In April 2006 Cisco Systems was contracted by T-Mobile Slovakia to provide its mobile operator solution to process and manage radio access network traffic and FLASH-OFDM network layer integration for the new system. Robert Chvatal, the CEO of T-Mobile Slovakia, said: “With Cisco’s back-end aggregation solutions, T-Mobile gains a competitive advantage by being able to quickly deploy the latest mobile broadband services… we want to provide a broadband internet choice outside of big cities and increase the choice beyond DSL and cable.”


FLASH-OFDM is a new signal processing scheme from Flarion that can support high data rates at very low packet and delay losses, also known as latencies, over a distributed all-IP wireless network. The low-latency enables real-time mobile interactive and multimedia applications. It is also able to offer higher quality wireless service and better cost effectiveness than current wireless data technologies.

While CDMA and UMTS increase the capacity and spectral efficiency viewpoints as compared to 2G and 2.5G wireless networks, there are still issues with these packet networks when applied to wireless data; information is not always sent in high-speed bursts bi-directionally and there is an inherent latency and propagation delay between the two end points.

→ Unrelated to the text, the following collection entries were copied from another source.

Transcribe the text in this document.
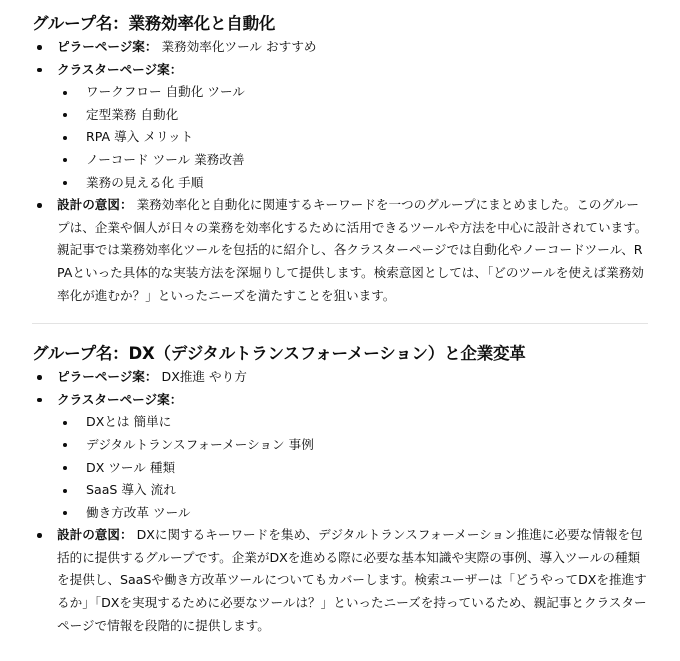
グループ名：業務効率化と自動化
ピラーページ案： 業務効率化ツール おすすめ
クラスターページ案：
ワークフロー 自動化 ツール
定型業務 自動化
RPA 導入 メリット
ノーコード ツール 業務改善
業務の見える化 手順
設計の意図： 業務効率化と自動化に関連するキーワードを一つのグループにまとめました。このグループは、企業や個人が日々の業務を効率化するために活用できるツールや方法を中心に設計されています。親記事では業務効率化ツールを包括的に紹介し、各クラスターページでは自動化やノーコードツール、RPAといった具体的な実装方法を深堀りして提供します。検索意図としては、「どのツールを使えば業務効率化が進むか？」といったニーズを満たすことを狙います。
グループ名：DX（デジタルトランスフォーメーション）と企業変革
ピラーページ案： DX推進 やり方
クラスターページ案：
DXとは 簡単に
デジタルトランスフォーメーション 事例
DX ツール 種類
SaaS 導入 流れ
働き方改革 ツール
設計の意図： DXに関するキーワードを集め、デジタルトランスフォーメーション推進に必要な情報を包括的に提供するグループです。企業がDXを進める際に必要な基本知識や実際の事例、導入ツールの種類を提供し、SaaSや働き方改革ツールについてもカバーします。検索ユーザーは「どうやってDXを推進するか」「DXを実現するために必要なツールは？」といったニーズを持っているため、親記事とクラスターページで情報を段階的に提供します。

Flarion's FLASH-OFDM network technology addresses these problems. The Flarion system is capable of sustaining 12Mbps of throughput per cell in a three-carrier, three-sector configuration, peak user data rates up to 3Mbps, full cellular mobility, less than 20ms of latency and full QoS.


Radio router technology (IP routers with radio adjuncts) uses a radio-transmission framework for packet-based, broadband, IP wireless communications and is designed to make links in an IP mobile network. Since IP network technology is already well developed and inexpensive, RadioRouter systems should be economical to implement.

"In April 2006 Cisco Systems was contracted by T-Mobile Slovakia to provide its mobile operator solution to process and manage radio access network traffic."

A radio router network can be built over the existing IP infrastructure, rather than from the ground up like a 3G network. The technology uses OFDM, in which a single channel is divided into several subchannels, each at a different frequency. This boosts bandwidth by letting a system carry several transmissions at the same time. Radio router systems offer a maximum throughput of 1.5Mbps, which is about the same as a T1 line.

OFDM, unlike traditional FDM, uses signal modulation and demodulation techniques, as well as the orthogonal placement of adjacent channels, to minimise interference. Radio routers are a data-focused technology, designed from a data perspective. But they do support voice-packet-switched voice, not circuit-switched voice.

Radio routers can handle packet traffic and serve as the equivalent of cellular base stations. Consumers would connect with Flash-OFDM networks via PC cards in their notebooks and via flash-memory cards in handheld devices.